Some just couldn’t keep quiet while they were being unjustly incarcerated.
January 11, 1943: The War Relocation Authority opened the Moab Isolation Center in southeastern Utah. It was created to confine Japanese American men labeled “troublemakers,” accused of dissent, resistance, or refusing to comply with their incarceration by speaking out.
By 1943, more than 120,000 Japanese Americans had been forcibly removed and incarcerated without charge or trial. Most complied, not because they agreed, but because resistance often brought consequences for their families.
Moab formalized those consequences.
Following the Manzanar uprising in December 1942, the WRA repurposed the abandoned Dalton Wells Civilian Conservation Corps camp into an isolation center. The agency had already targeted Issei men it deemed “community leaders.” Moab expanded that authority to Nisei, using Manzanar as justification.
Most of the men sent there were never charged with crimes. Some had protested camp conditions. Others challenged the loyalty questionnaire. Some were simply outspoken.
Compliance was no longer sufficient. Silence was required.
The Far Country
Moab was deliberately remote. The former CCC camp lay surrounded by desert and cliffs, far from population centers and difficult to access. Local history suggests the town’s name itself reflected isolation. Early postmaster William Andrew Peirce reportedly believed the biblical land of Moab and this part of Utah shared the same quality: “the far country.”
When the first prisoners arrived, there were 16 inmates — 12 Nisei (10 of them Kibei) and 4 Issei — guarded by 150 military police.
Historians Bruce D. Louthan and Lloyd M. Pierson note unconfirmed reports that fencing was erected around the camp, though one inmate later said the landscape itself served as confinement.
Joe Kurihara and Harry Ueno, both transferred from Manzanar, recalled the shock. Kurihara noted Moab was “the size of a single block at Manzanar.” Ueno described it as nothing but sagebrush in every direction — no trees, no shelter, no sense of scale.
Best and Frederick
Raymond Best served as Moab’s WRA project director (and later became director at Tule Lake). Accounts of his leadership vary. Kurihara later described Best as the most reasonable WRA director he encountered. Ueno recalled something very different, citing a threat delivered as a reminder of isolation: “Anybody could die in here, and they will never find his body.”
Much of the day-to-day authority fell to Francis Frederick, a former Alcatraz guard. Frederick was known for deliberate provocation.

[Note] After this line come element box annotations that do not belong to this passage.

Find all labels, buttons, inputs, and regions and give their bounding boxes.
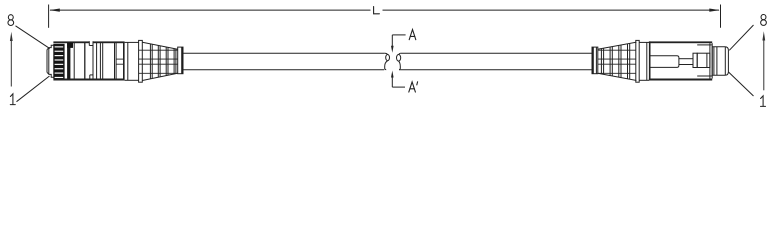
left boot taper outline (142, 42, 177, 80)
label 8 (right) (761, 15, 767, 26)
right plug body: bottom edge (649, 79, 712, 81)
right boot rib pairs (601, 43, 629, 79)
left plug body: bottom edge (53, 79, 124, 81)
label L (374, 7, 380, 14)
dimension L: left arrowhead (49, 9, 59, 12)
label 8 (left) (8, 15, 14, 26)
leader 8 to top pin (left) (16, 26, 50, 49)
pin order arrow (right) (763, 38, 765, 90)
leader 1 to bottom pin (left) (17, 76, 50, 102)
left boot raised ring (139, 40, 143, 82)
cable break right squiggle (397, 53, 401, 69)
section line A' (bottom) (392, 77, 405, 87)
right plug nose cap (712, 47, 728, 75)
label 1 (right) (761, 96, 766, 107)
section line A (top) (392, 35, 405, 47)
left plug: nose outer face (47, 45, 54, 77)
cable left segment top line (183, 52, 384, 54)
left plug contact carrier wall (67, 43, 70, 79)
right plug latch bracket (693, 45, 712, 76)
right plug latch lever (651, 56, 694, 68)
left boot end cap (178, 47, 183, 74)
right boot smooth section (639, 42, 649, 80)
dimension L: line left segment (50, 9, 371, 11)
label 1 (left) (10, 94, 15, 105)
left plug contact block with 8 pins (53, 44, 64, 79)
cable right segment top line (401, 52, 593, 54)
cable break left squiggle (384, 53, 389, 69)
leader 8 to top pin (right) (729, 25, 753, 50)
leader 1 to bottom pin (right) (729, 72, 754, 96)
left plug body: top edge (with latch notch gap) (53, 41, 89, 43)
pin order arrow (left) (10, 38, 12, 87)
dimension L: right extension line (720, 5, 722, 28)
right plug body: front verticals (710, 43, 712, 78)
dimension L: line right segment (383, 9, 720, 11)
left boot rungs (116, 50, 178, 73)
right plug body: top edge (649, 41, 712, 43)
left boot smooth section (125, 42, 139, 80)
left plug latch base block (67, 43, 73, 48)
left plug body interior verticals (74, 41, 124, 78)
right boot rungs (598, 50, 636, 73)
right boot taper outline (598, 42, 637, 80)
dimension L: right arrowhead (709, 9, 719, 12)
right boot end cap (592, 47, 598, 74)
label A (409, 30, 416, 40)
label A' (409, 82, 418, 92)
right plug body: left edge (649, 41, 651, 80)
cable left segment bottom line (183, 69, 384, 71)
left boot rib pairs (150, 44, 176, 79)
dimension L: left extension line (48, 5, 50, 28)
right boot raised ring (636, 40, 639, 82)
cable right segment bottom line (401, 69, 593, 71)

In one documented incident, he imposed a cruel regulation to incite protest, arrested those who objected, presided over their hearings, sentenced them to three months’ confinement, then rescinded the rule. Those arrested were transported on the back of a flatbed truck inside a sealed box with a single air hole. During the thirteen-hour trip, several nearly suffocated.
Remembering Moab
Moab was not created to rehabilitate. It was created to silence. And for many men, it succeeded.
Moab closed in April 1943, replaced by the larger Leupp Isolation Center in Arizona. Many were transferred to Tule Lake, where conditions hardened further and citizenship itself could be stripped away. Moab existed for less than a year.
In 1994, historians Bruce Louthan and Lloyd Pierson, working with the Utah Division of State History, successfully nominated the Dalton Wells CCC Camp/Moab Isolation Center for inclusion on the National Register of Historic Places.
Although the site was added to the National Register of Historic Places in 1994, it has no official federal marker. A single historical plaque stands at the former camp site, thirteen miles north of Moab on Route 191.
My Aunt’s father spent WW2 in a Federal prison, first in North Dakota, then Santa Fe, simply because he once owned a fishing boat. He was never charged with a crime.